Philosophically, this means that learners are given permission to give their full permission to their own thoughts without external pressures. It means that they’re given space to explore and make mistakes and feel silly and find brilliant insights. 

It’s an exercise I’ve been leaning on for teaching writing for more than twenty years, and it’s a staple of rhetorical pedagogy. 

But something new is happening. 

In the past, when I’d assign a five-minute forced free write, I’d have students heavy sighing in the last thirty seconds, students who threw their pen down with relief when I said “TIME!” For the most part, students found the exercise productive but also kind of exhausting. I’d have to work up to longer sessions, and ten minutes was the upper limit. 

Recently, though, I’ve been giving five-minute free write periods, and when the timer goes off, multiple students are disappointed. They’re asking for more time. They’re excited to keep going. 

I stumbled upon a virtual sanctuary

This shouldn’t be that surprising. There’s been a rise of virtual co-working services. (I personally use Caveday for this and love it — that’s not an affiliate plug, just a genuine share.)

But I hadn’t thought about what it might feel like to have space in an educational setting for students who have spent their whole lives in a world that’s been systematically destroying such sanctuary for thinking.

I don’t believe the narrative that today’s learners aren’t capable of deep attention. I do believe they’ve grown up the most attentionally challenging environment in human history. Our responsibility as educators is to carve out spaces of sanctuary so they can do the work of finding out what they want to want, including knowing what capacity for attention and critical thinking they are capable of reaching.

Carving out these sanctuaries is — whether we think about it that way or not — one of the benefits of homeschooling. We have more opportunities to make these spaces.

My challenge, as a virtual educator, is to carve out these spaces even as learners sit on devices that carry some of the most alluring distractions.
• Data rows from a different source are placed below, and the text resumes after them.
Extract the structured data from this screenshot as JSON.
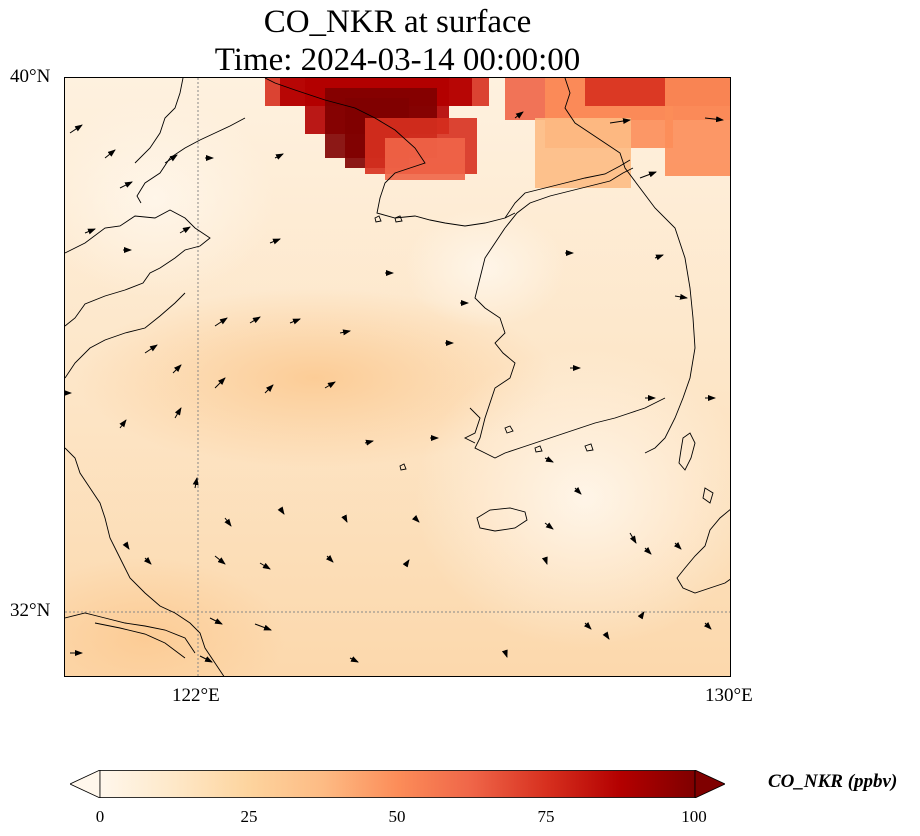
{
  "title": {
    "line1": "CO_NKR at surface",
    "line2": "Time: 2024-03-14 00:00:00"
  },
  "axes": {
    "lat_ticks": [
      {
        "label": "40°N",
        "value": 40
      },
      {
        "label": "32°N",
        "value": 32
      }
    ],
    "lon_ticks": [
      {
        "label": "122°E",
        "value": 122
      },
      {
        "label": "130°E",
        "value": 130
      }
    ],
    "extent": {
      "lon_min": 120,
      "lon_max": 130,
      "lat_min": 31,
      "lat_max": 40
    }
  },
  "colorbar": {
    "title": "CO_NKR (ppbv)",
    "ticks": [
      "0",
      "25",
      "50",
      "75",
      "100"
    ],
    "tick_values": [
      0,
      25,
      50,
      75,
      100
    ],
    "range": [
      0,
      100
    ],
    "colormap": "OrRd",
    "extend": "both",
    "colors": [
      "#fff7ec",
      "#fee8c8",
      "#fdd49e",
      "#fdbb84",
      "#fc8d59",
      "#ef6548",
      "#d7301f",
      "#b30000",
      "#7f0000"
    ]
  },
  "gridlines": {
    "style": "dotted",
    "color": "#888888"
  },
  "coastline_color": "#000000"
}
I think that focusing on discussions and creating engaging classroom environments is a big part of that.

I am also very proud of creating sanctuaries that welcome neurodiverse, LGBTQ+, and other students who have not felt safe or supported in their own physical communities.

Still, I’m excited to rise to the challenge of making my virtual space one where students are invited and encouraged to tend to their capacities for attention.

One way I’m doing that is starting new “Focused Writing Sessions” open to all students enrolled in my live and guided classes.

I’ll be continuing to muse on the possibilities and am excited to learn from and learn with these smart kids who are finding their sanctuaries.